DR. KERN: So maybe you can tell us, then, what’s our current role for these two support devices in your practice in interventional cardiology?

DR. WAKSMAN: I think that, in the past we used to have more support with assist devices or supportive hemodynamic devices. Angioplasty became simpler. The stents are more deliverable, it’s very quick, we don’t have to go with 10 minutes’ balloon inflation to support the vessel. So I think the number of patients that actually need it has been dropped. The other thing is, we had pretty good experience with balloon pump. As long as we place it ahead of time. So, what we published in another paper: If you do it intentionally, if you suspect you have a patient with high risk, and you put a balloon pump, you’re going to go very well with the balloon pump, and it will work for you.

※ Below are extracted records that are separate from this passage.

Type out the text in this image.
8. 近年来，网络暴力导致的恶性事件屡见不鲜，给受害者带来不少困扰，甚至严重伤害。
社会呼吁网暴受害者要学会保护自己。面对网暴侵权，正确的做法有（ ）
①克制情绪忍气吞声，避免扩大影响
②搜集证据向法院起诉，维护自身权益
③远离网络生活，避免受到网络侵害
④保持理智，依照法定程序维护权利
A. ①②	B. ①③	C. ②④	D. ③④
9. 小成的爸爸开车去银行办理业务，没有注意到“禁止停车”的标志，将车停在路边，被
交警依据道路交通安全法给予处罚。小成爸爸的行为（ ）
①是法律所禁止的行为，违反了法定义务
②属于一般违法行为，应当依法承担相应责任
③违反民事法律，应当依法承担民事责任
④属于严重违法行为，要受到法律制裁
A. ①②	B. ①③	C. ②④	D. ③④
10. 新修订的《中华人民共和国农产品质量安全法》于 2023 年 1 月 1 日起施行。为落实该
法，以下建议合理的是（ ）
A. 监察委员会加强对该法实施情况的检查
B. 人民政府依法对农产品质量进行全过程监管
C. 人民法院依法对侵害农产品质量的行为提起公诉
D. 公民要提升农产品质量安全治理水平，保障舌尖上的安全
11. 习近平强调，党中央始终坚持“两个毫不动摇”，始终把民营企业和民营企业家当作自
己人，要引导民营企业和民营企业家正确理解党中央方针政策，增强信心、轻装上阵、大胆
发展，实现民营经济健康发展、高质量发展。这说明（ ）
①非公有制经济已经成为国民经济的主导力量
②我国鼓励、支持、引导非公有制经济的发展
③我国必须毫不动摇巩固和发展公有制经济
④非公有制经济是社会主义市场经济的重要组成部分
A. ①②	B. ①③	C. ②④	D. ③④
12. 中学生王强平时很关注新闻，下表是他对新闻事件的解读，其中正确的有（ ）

Therefore, we feel that while the Impella has maybe as good results as the balloon pump, when you compare and contrast the ease of use, the cost associated with it, there is no justification to switch strategy from the intraortic balloon pump to Impella, as long as you don’t have a study that supports superior results with Impella. That study has not been shown, I suspect there will never be another study like that. There is no labeling from the FDA, the devices are approved based on 510(k).

So the bottom line is that we, as a strategy, are using the balloon pump for high-risk PCI if we feel there is a need for support.

DR. KERN: I know you do use Impella on occasion. Where do you find that of most use?

DR. WAKSMAN: I think patients with cardiogenic shock, the use maybe, again, has to be proven clinically, but we feel, for some of the patients with cardiogenic shock, the balloon pump is not sufficient for them. We actually, in this meeting, we presented an interesting abstract, actually yesterday, that actually compared the balloon pump, the Impella, the Tandem Heart, the ECMO device and the mini-LVAD. These are small groups of patients, the groups are not matched. But it turns out that neither the balloon pump or the Impella are doing a lot of differences in terms of the patient with cardiogenic shock. The big difference is — including the Tandem Heart — the big difference is when you use ECMO or mini-LVAD. So you have to be very aggressive with those patients to see a big difference. But if you asked our practice right now, we use the Impella primarily for those patients with cardiogenic shock, and we try to do it earlier rather than later, because later down the game, it’s sometimes too late no matter what you use.

DR. KERN: Well, those are great insights for us on this. And I think the PROTECT II trial was of interest and I think you’ve really addressed the issues that readers are going to have to face when they look at this data. So I want to say thank you and best of luck.